Este día los católicos empiezan con un gesto muy gráfico, la imposición de la ceniza: el sacerdote traza una cruz sobre la frente de la persona al tiempo que le dice: “Conviértete y cree en el Evangelio”.
¿De dónde viene ese rito y qué significa?. La imposición de la ceniza se practica en la Iglesia católica desde sus orígenes y recoge la tradición judía de cubrirse con cenizas para manifestar arrepentimiento.
Este gesto recuerda una antigua tradición del pueblo hebreo: cuando se sabían en pecado o cuando se querían preparar para una fiesta importante en la que debían estar purificados, se cubrían de cenizas y vestían con un saco de tela áspera.
Desde hace algunos años, la frase acompaña al signo de la cruz : “Recuerda que eres polvo y en polvo te convertirás”, dice el sacerdote.
EL MENSAJE CUARESMAL.
Para esta cuaresma el Santo Padre Francisco ha emitido un mensaje sobre los falsos profetas, un corazón frío y el fuego de la pascual.

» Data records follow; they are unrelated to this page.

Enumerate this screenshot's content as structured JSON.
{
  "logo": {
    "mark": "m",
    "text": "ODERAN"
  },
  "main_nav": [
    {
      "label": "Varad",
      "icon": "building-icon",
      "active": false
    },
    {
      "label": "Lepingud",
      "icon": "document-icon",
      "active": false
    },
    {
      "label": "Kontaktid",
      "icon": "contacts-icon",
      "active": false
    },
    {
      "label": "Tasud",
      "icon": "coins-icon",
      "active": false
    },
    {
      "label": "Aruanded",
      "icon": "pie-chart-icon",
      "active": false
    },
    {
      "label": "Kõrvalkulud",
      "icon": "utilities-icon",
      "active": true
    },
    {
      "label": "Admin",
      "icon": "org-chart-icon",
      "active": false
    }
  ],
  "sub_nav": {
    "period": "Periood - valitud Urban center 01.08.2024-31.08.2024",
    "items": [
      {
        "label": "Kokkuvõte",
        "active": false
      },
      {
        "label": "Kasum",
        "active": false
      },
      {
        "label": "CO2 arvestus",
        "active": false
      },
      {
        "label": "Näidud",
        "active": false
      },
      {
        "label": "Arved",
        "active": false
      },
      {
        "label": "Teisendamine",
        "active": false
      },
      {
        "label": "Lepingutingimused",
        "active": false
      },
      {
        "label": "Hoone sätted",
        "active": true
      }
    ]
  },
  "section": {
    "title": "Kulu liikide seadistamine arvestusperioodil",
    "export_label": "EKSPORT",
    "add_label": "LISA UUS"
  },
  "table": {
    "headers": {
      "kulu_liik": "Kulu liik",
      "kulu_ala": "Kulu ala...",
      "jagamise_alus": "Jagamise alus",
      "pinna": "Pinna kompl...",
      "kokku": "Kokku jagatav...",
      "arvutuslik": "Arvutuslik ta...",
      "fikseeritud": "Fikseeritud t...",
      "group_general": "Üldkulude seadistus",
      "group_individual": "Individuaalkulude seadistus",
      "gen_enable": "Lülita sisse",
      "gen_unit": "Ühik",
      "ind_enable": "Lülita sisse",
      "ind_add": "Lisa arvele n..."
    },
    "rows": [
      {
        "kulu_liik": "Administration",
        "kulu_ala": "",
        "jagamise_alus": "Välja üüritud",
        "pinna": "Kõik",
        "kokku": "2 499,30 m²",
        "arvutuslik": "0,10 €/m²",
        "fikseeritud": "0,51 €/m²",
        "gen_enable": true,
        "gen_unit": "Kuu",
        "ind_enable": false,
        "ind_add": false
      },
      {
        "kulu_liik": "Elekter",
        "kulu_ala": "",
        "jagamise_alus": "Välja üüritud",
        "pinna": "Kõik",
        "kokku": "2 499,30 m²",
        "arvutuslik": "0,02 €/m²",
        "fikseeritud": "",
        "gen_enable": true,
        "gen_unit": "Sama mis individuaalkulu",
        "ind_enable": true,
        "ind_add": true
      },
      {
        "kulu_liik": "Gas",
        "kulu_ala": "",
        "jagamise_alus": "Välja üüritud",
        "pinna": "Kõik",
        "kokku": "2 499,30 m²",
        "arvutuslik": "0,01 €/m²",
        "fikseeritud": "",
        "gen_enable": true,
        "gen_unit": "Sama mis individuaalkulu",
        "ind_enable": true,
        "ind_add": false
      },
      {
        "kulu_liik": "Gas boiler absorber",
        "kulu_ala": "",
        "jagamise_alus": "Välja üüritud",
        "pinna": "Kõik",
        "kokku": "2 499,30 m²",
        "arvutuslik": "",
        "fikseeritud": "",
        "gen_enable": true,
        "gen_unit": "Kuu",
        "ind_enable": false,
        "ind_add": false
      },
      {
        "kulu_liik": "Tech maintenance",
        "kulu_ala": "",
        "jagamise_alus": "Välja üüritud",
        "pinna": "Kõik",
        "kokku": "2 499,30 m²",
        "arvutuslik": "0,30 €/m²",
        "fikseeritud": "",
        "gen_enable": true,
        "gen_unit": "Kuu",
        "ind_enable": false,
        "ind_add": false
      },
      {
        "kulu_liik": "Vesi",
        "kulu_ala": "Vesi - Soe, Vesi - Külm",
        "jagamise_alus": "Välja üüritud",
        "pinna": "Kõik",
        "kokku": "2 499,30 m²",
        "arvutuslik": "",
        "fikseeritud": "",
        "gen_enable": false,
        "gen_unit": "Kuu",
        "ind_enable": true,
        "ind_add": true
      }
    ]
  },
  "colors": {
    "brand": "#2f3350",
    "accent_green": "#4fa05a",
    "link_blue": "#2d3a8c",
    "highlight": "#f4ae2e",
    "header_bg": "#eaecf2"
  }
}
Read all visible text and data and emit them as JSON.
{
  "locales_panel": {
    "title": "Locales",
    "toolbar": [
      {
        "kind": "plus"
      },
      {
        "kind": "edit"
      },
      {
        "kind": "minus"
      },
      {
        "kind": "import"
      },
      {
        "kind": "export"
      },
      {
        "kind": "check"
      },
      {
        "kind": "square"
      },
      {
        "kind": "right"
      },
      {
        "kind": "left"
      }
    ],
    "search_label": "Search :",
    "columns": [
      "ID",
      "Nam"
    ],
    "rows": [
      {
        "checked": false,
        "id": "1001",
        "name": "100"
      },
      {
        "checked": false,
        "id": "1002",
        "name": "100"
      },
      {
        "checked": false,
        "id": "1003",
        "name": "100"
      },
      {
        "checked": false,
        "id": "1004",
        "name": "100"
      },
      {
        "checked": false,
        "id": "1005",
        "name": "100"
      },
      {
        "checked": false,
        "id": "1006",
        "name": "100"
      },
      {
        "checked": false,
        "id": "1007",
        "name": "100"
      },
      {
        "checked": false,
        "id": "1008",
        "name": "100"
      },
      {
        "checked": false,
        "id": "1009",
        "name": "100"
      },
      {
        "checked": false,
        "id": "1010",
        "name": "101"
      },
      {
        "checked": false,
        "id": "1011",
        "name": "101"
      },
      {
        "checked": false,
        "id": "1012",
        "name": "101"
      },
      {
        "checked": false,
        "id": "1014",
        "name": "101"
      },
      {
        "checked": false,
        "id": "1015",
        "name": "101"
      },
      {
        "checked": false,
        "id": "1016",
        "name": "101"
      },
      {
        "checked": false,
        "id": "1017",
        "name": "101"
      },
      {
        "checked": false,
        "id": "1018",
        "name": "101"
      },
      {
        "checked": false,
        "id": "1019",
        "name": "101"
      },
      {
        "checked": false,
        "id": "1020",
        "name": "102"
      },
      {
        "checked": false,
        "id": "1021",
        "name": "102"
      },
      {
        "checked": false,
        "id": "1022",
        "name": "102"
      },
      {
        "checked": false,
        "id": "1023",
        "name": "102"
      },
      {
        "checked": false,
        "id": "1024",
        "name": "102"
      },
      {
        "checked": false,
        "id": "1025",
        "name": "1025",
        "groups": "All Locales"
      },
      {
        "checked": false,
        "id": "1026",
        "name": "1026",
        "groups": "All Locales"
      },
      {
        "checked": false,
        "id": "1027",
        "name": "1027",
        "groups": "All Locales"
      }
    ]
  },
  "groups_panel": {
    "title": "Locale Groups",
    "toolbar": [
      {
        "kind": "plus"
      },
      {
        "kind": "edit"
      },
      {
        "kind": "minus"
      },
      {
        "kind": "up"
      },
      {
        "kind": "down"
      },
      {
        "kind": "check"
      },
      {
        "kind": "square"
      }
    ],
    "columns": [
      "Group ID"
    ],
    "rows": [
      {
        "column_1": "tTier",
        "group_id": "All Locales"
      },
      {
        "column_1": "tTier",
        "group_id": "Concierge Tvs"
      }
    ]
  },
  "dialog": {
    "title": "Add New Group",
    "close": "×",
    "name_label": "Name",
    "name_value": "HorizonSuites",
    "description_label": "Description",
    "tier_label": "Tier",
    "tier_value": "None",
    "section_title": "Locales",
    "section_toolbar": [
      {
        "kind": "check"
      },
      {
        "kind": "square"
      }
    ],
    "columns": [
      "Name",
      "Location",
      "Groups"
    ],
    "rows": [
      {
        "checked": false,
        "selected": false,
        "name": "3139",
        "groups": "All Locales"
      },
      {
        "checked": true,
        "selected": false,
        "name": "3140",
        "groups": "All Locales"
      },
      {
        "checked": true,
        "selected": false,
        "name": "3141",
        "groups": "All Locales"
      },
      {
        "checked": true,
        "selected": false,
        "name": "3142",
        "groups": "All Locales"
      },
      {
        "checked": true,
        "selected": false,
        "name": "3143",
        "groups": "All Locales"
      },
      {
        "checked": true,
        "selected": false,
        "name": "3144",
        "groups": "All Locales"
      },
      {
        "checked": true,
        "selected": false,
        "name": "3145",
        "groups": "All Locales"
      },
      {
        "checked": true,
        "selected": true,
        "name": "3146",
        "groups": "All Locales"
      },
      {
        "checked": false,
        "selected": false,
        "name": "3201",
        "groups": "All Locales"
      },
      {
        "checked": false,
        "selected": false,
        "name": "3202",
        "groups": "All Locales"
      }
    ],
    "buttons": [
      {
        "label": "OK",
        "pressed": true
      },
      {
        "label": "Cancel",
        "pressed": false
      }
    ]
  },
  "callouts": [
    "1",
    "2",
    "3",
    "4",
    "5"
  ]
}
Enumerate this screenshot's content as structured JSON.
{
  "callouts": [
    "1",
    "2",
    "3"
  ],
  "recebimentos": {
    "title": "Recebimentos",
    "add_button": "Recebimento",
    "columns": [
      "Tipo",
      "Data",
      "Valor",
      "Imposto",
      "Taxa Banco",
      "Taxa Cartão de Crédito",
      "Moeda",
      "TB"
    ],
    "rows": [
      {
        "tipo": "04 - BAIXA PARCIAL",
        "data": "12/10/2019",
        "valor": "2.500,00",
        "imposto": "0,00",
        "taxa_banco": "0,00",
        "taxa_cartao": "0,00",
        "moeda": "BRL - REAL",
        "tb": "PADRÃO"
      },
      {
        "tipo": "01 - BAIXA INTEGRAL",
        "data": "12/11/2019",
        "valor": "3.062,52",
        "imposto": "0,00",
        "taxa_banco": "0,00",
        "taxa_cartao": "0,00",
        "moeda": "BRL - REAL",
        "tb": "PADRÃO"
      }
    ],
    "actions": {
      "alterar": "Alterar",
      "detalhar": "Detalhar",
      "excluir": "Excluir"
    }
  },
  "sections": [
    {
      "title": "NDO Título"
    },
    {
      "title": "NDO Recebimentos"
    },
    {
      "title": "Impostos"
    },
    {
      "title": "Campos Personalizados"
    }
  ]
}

Aquí un fragmento del mensaje:
Queridos hermanos y hermanas:
Una vez más nos sale al encuentro la Pascua del Señor. Para prepararnos a recibirla, la Providencia de Dios nos ofrece cada año la Cuaresma, «signo sacramental de nuestra conversión», que anuncia y realiza la posibilidad de volver al Señor con todo el corazón y con toda la vida.
Como todos los años, con este mensaje deseo ayudar a toda la Iglesia a vivir con gozo y con verdad este tiempo de gracia; y lo hago inspirándome en una expresión de Jesús en el Evangelio de Mateo: «Al crecer la maldad, se enfriará el amor en la mayoría» (24,12).
Esta frase se encuentra en el discurso que habla del fin de los tiempos y que está ambientado en Jerusalén, en el Monte de los Olivos, precisamente allí donde tendrá comienzo la pasión del Señor. Jesús, respondiendo a una pregunta de sus discípulos, anuncia una gran tribulación y describe la situación en la que podría encontrarse la comunidad de los fieles: frente a acontecimientos dolorosos, algunos falsos profetas engañarán a mucha gente hasta amenazar con apagar la caridad en los corazones, que es el centro de todo el Evangelio.
Invito especialmente a los miembros de la Iglesia a emprender con celo el camino de la Cuaresma, sostenidos por la limosna, el ayuno y la oración. Si en muchos corazones a veces da la impresión de que la caridad se ha apagado, en el corazón de Dios no se apaga. Él siempre nos da una nueva oportunidad para que podamos empezar a amar de nuevo.